I have the following code for ingesting data into Azure Data Explore using Python in Databricks:
df=pd.DataFrame({"StringCol": ["123ABC", 'B123', 'C123','D123'],"NumberCol": [1,2,3,4],"DecimalCol": [1,2.2,3.3,4.4],"DateCol": ['1/1/20','2/2/20','3/3/30','4/4/20']})
ingestion_props = IngestionProperties(database=db, table='TestTable_DeleteMe')
connWrite.ingest_from_dataframe(df, ingestion_properties=ingestion_props)
This gives me the error:
BadRequest_SyntaxError', 'message': 'Request is invalid and cannot be executed
Earlier in my code I created a table using the same data types as this dummy pandas dataframe. Now I'm trying to load the data into the table. Full stack trace:
KustoServiceError Traceback (most recent call last)
<command-3953651275234016> in <module>
1 df=pd.DataFrame({"StringCol": ["123ABC", 'B123', 'C123','D123'],"NumberCol": [1,2,3,4],"DecimalCol": [1,2.2,3.3,4.4],"DateCol": ['1/1/20','2/2/20','3/3/30','4/4/20']})
2 ingestion_props = IngestionProperties(database=db, table='TestTable_DeleteMe')
----> 3 connWrite.ingest_from_dataframe(df, ingestion_properties=ingestion_props)
4
5 #adx_loadIntoTable(connWrite,db,df,'TestTable_DeleteMe')
/databricks/python/lib/python3.7/site-packages/azure/kusto/ingest/ingest_client.py in ingest_from_dataframe(self, df, ingestion_properties)
52 ingestion_properties.format = DataFormat.CSV
53
---> 54 self.ingest_from_file(temp_file_path, ingestion_properties)
55
56 os.unlink(temp_file_path)
/databricks/python/lib/python3.7/site-packages/azure/kusto/ingest/ingest_client.py in ingest_from_file(self, file_descriptor, ingestion_properties)

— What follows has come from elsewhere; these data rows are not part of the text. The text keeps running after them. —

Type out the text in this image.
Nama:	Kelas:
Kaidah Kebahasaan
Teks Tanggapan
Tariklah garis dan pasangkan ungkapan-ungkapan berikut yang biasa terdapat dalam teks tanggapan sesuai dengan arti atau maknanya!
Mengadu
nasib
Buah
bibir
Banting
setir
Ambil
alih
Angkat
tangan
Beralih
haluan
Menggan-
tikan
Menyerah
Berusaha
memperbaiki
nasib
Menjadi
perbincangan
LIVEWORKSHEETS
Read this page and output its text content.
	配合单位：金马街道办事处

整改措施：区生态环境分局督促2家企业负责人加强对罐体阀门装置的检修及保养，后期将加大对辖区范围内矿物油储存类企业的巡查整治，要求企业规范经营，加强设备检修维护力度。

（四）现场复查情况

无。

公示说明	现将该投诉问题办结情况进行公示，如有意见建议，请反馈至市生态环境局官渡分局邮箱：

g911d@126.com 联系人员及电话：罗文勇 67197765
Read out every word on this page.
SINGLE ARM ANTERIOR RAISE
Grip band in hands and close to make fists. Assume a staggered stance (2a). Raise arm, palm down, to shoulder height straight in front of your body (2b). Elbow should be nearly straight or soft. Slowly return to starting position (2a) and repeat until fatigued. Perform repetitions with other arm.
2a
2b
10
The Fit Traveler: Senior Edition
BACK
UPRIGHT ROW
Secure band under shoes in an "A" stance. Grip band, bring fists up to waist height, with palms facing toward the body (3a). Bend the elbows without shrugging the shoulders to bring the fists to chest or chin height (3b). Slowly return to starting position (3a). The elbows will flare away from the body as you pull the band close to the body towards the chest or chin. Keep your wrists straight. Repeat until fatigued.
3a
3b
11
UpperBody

64 :param azure.kusto.ingest.IngestionProperties ingestion_properties: Ingestion properties.
65 """
---> 66 containers = self._resource_manager.get_containers()
67
68 if isinstance(file_descriptor, FileDescriptor):
/databricks/python/lib/python3.7/site-packages/azure/kusto/ingest/_resource_manager.py in get_containers(self)
121
122 def get_containers(self) -> List[_ResourceUri]:
--> 123 self._refresh_ingest_client_resources()
124 return self._ingest_client_resources.containers
125
/databricks/python/lib/python3.7/site-packages/azure/kusto/ingest/_resource_manager.py in _refresh_ingest_client_resources(self)
79 or not self._ingest_client_resources.is_applicable()
80 ):
---> 81 self._ingest_client_resources = self._get_ingest_client_resources_from_service()
82 self._ingest_client_resources_last_update = datetime.utcnow()
83
/databricks/python/lib/python3.7/site-packages/azure/kusto/ingest/_resource_manager.py in _get_ingest_client_resources_from_service(self)
86
87 def _get_ingest_client_resources_from_service(self):
---> 88 table = self._kusto_client.execute("NetDefaultDB", ".get ingestion resources").primary_results[0]
89
90 secured_ready_for_aggregation_queues = self._get_resource_by_name(table, "SecuredReadyForAggregationQueue")
/databricks/python/lib/python3.7/site-packages/azure/kusto/data/client.py in execute(self, database, query, properties)
553 query = query.strip()
554 if query.startswith("."):
--> 555 return self.execute_mgmt(database, query, properties)
556 return self.execute_query(database, query, properties)
557
/databricks/python/lib/python3.7/site-packages/azure/kusto/data/client.py in execute_mgmt(self, database, query, properties)
578 :rtype: azure.kusto.data.response.KustoResponseDataSet
579 """
--> 580 return self._execute(self._mgmt_endpoint, database, query, None, KustoClient._mgmt_default_timeout, properties)
581
582 def execute_streaming_ingest(
/databricks/python/lib/python3.7/site-packages/azure/kusto/data/client.py in _execute(self, endpoint, database, query, payload, timeout, properties)
654 )
655
--> 656 raise KustoServiceError([response.json()], response)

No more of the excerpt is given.